Ben sizlere sesleniyorum. Biz çalıştığımız zaman, gayret ettiğimiz zaman şansın ortadan kalkması diye bir şey olur mu? Bütün mesele nedir? İmtihanı başarıyla kazanmandır. Fen fakültesi mezununun hangi şansı varsa, şimdi katsayı yok şu yok bu yok. Bütün engeller kalktı mı? İmam hatiplinin de aynı şansı var. Bu yarışı aynı şekilde imtihanı kazanan sonuçta gireceği yeri de kendisi belirleyecektir.
"YEDİ DÜVEL SALDIRIYOR"
Türkiye yeniden İslam coğrafyasının umudu haline gelmişse, bunda hep birlikte verdiğimiz mücadelenin çok ciddi katkısı var. Bizim de çektiğimiz sıkıntılar var. Yedi düvel saldırıyor. Onlar üzerimize saldırıyor diye biz geçmişte olduğumuz gibi sünepe durumuna geçiş, yanaklarımızı çevirip hepsini de 'tokatlayın' diyecek miyiz? Diyemeyiz. Onun için dik durmaya mecburuz, dikleşmeden de yolumuza devam etmeye mecburuz.
Zira biz bir şeye inandık ve o yola da yürüyeceğiz. Geldiğimizde biz yüzde 20 savunma sanayiinde yerli üretimini yapıyorduk. Ama şimdi yüzde 70 yapıyoruz. Bugün terörle mücadelede başarılıysak bunun sebebi bize dost geçinenler. Bir SİHA vermiyordu, bir İHA Vermiyordu. Kongreden geçmesi lazım diyorlardı. Ama şimdi biz İHA'mızı da SİHA'mızı da yapıyoruz. Şimdi onun bir daha ilerisini yapıyoruz 'Akıncı' diye. Onunla birlikte, dünyada belki ilk defa bizde olacak. Şimdi onu başarmaya çalışıyoruz. Demek ki yapılabiliyor ve yapıyoruz. Bunu başardığımız gibi bir de onun mühimmatını artık kendimiz üretiyoruz. Bundan önce kendileriyle konuşuyorduk. Sayın Obama'ya diyordum ki, "mühimmat sıkıntımız var" G20 Antalya Zirvesi, oturduk konuşuyoruz. "Göndereceğiz" dedi. Bize akıllı bomba gelmedi. İşte bu tür komşular bizi akıllı bomba sahibi yaptı, şimdi biz üretiyoruz.

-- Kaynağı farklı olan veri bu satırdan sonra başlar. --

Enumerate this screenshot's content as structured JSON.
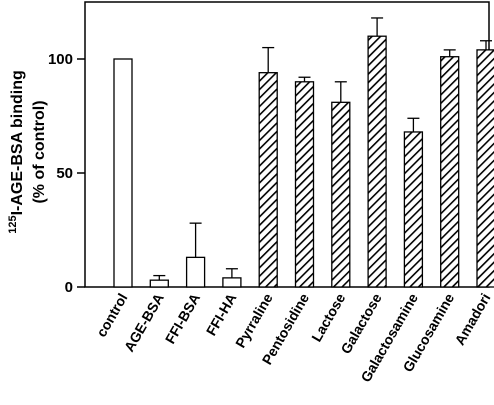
{
  "chart_data": {
    "type": "bar",
    "title": "",
    "ylabel_line1_sup": "125",
    "ylabel_line1_rest": "I-AGE-BSA binding",
    "ylabel_line2": "(% of control)",
    "xlabel": "",
    "ylim": [
      0,
      125
    ],
    "yticks": [
      0,
      50,
      100
    ],
    "ytick_labels": [
      "0",
      "50",
      "100"
    ],
    "categories": [
      "control",
      "AGE-BSA",
      "FFI-BSA",
      "FFI-HA",
      "Pyrraline",
      "Pentosidine",
      "Lactose",
      "Galactose",
      "Galactosamine",
      "Glucosamine",
      "Amadori"
    ],
    "values": [
      100,
      3,
      13,
      4,
      94,
      90,
      81,
      110,
      68,
      101,
      104
    ],
    "errors": [
      0,
      2,
      15,
      4,
      11,
      2,
      9,
      8,
      6,
      3,
      4
    ],
    "fill": [
      "open",
      "open",
      "open",
      "open",
      "hatched",
      "hatched",
      "hatched",
      "hatched",
      "hatched",
      "hatched",
      "hatched"
    ],
    "colors": {
      "bar_stroke": "#000000",
      "bar_open_fill": "#ffffff",
      "hatch": "#000000"
    }
  }
}
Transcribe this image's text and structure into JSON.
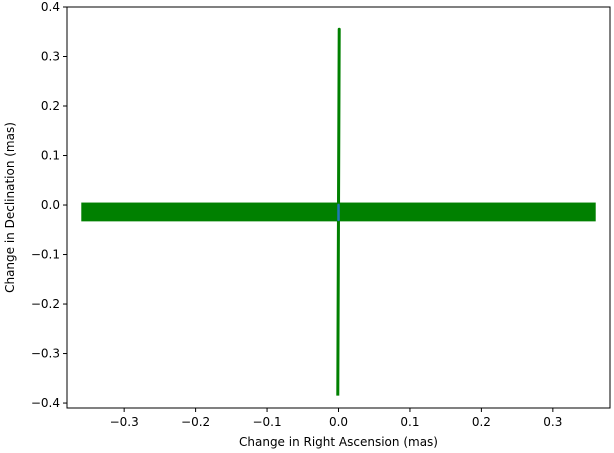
{
  "chart_data": {
    "type": "line",
    "title": "",
    "xlabel": "Change in Right Ascension (mas)",
    "ylabel": "Change in Declination (mas)",
    "xlim": [
      -0.38,
      0.38
    ],
    "ylim": [
      -0.41,
      0.4
    ],
    "x_ticks": [
      -0.3,
      -0.2,
      -0.1,
      0.0,
      0.1,
      0.2,
      0.3
    ],
    "x_tick_labels": [
      "−0.3",
      "−0.2",
      "−0.1",
      "0.0",
      "0.1",
      "0.2",
      "0.3"
    ],
    "y_ticks": [
      -0.4,
      -0.3,
      -0.2,
      -0.1,
      0.0,
      0.1,
      0.2,
      0.3,
      0.4
    ],
    "y_tick_labels": [
      "−0.4",
      "−0.3",
      "−0.2",
      "−0.1",
      "0.0",
      "0.1",
      "0.2",
      "0.3",
      "0.4"
    ],
    "grid": false,
    "legend": "none",
    "series": [
      {
        "color": "#008000",
        "shape": "band",
        "x": [
          -0.36,
          0.36
        ],
        "y_top": [
          0.005,
          0.005
        ],
        "y_bottom": [
          -0.033,
          -0.033
        ]
      },
      {
        "color": "#008000",
        "shape": "line",
        "x": [
          0.001,
          0.0,
          -0.001,
          0.001
        ],
        "y": [
          0.355,
          0.0,
          -0.385,
          0.355
        ]
      },
      {
        "color": "#1f77b4",
        "shape": "line",
        "x": [
          0.0,
          0.0
        ],
        "y": [
          0.0,
          -0.03
        ]
      }
    ]
  }
}
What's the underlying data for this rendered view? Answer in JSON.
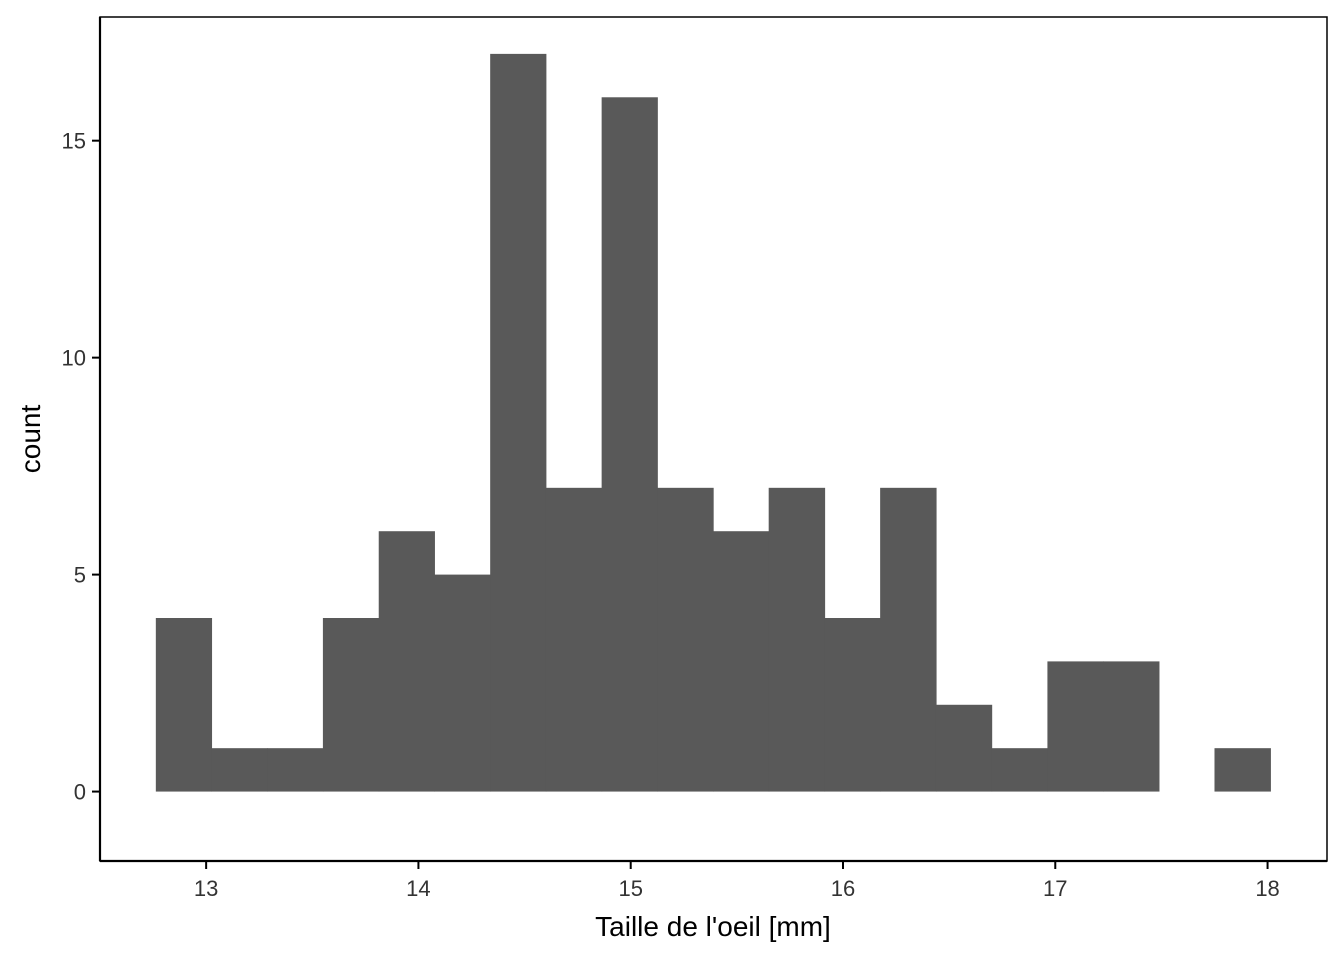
{
  "chart_data": {
    "type": "bar",
    "title": "",
    "xlabel": "Taille de l'oeil  [mm]",
    "ylabel": "count",
    "xlim": [
      12.5,
      18.28
    ],
    "ylim": [
      -1.6,
      17.85
    ],
    "bin_width": 0.2625,
    "bins": [
      {
        "x_start": 12.763,
        "x_end": 13.025,
        "count": 4
      },
      {
        "x_start": 13.025,
        "x_end": 13.288,
        "count": 1
      },
      {
        "x_start": 13.288,
        "x_end": 13.55,
        "count": 1
      },
      {
        "x_start": 13.55,
        "x_end": 13.813,
        "count": 4
      },
      {
        "x_start": 13.813,
        "x_end": 14.075,
        "count": 6
      },
      {
        "x_start": 14.075,
        "x_end": 14.338,
        "count": 5
      },
      {
        "x_start": 14.338,
        "x_end": 14.6,
        "count": 17
      },
      {
        "x_start": 14.6,
        "x_end": 14.863,
        "count": 7
      },
      {
        "x_start": 14.863,
        "x_end": 15.125,
        "count": 16
      },
      {
        "x_start": 15.125,
        "x_end": 15.388,
        "count": 7
      },
      {
        "x_start": 15.388,
        "x_end": 15.65,
        "count": 6
      },
      {
        "x_start": 15.65,
        "x_end": 15.913,
        "count": 7
      },
      {
        "x_start": 15.913,
        "x_end": 16.175,
        "count": 4
      },
      {
        "x_start": 16.175,
        "x_end": 16.438,
        "count": 7
      },
      {
        "x_start": 16.438,
        "x_end": 16.7,
        "count": 2
      },
      {
        "x_start": 16.7,
        "x_end": 16.963,
        "count": 1
      },
      {
        "x_start": 16.963,
        "x_end": 17.225,
        "count": 3
      },
      {
        "x_start": 17.225,
        "x_end": 17.488,
        "count": 3
      },
      {
        "x_start": 17.488,
        "x_end": 17.75,
        "count": 0
      },
      {
        "x_start": 17.75,
        "x_end": 18.013,
        "count": 1
      }
    ],
    "x_ticks": [
      {
        "value": 13,
        "label": "13"
      },
      {
        "value": 14,
        "label": "14"
      },
      {
        "value": 15,
        "label": "15"
      },
      {
        "value": 16,
        "label": "16"
      },
      {
        "value": 17,
        "label": "17"
      },
      {
        "value": 18,
        "label": "18"
      }
    ],
    "y_ticks": [
      {
        "value": 0,
        "label": "0"
      },
      {
        "value": 5,
        "label": "5"
      },
      {
        "value": 10,
        "label": "10"
      },
      {
        "value": 15,
        "label": "15"
      }
    ],
    "grid": false,
    "legend": "none",
    "bar_color": "#595959",
    "axis_color": "#000000",
    "tick_label_color": "#333333"
  }
}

"İLAHİYAT CAMİASINA BÜYÜK GÖREV DÜŞÜYOR"
Aynı şekilde diğerlerini de biz üretir hale geldik. İhracatımız başladı. 2,5 milyar dolar yıllık ihracatımız var. Bütün mesele maya sağlam olduğu müddetçe Allah'ın izniyle bunların hepsinin de üstesinden geleceğimizden şüphe duymuyorum. Bu konuda ilahiyat camiasına büyük görev düşüyor. Her bir ilahiyatçımız bilgisiyle, duruşuyla samimiyetiyle, ahlakıyla, ibadetiyle örnek olmak mecburiyetindedir. Böylece islam yaşayışını toplumun her kesimine yayabiliriz.
Yüce ve pak dinimiz İslamı, terörle, bağnazlıkla, geri kalmışlıkla eşdeğer hale getirme projesini bu şekilde başarısızlığa uğratabiliriz."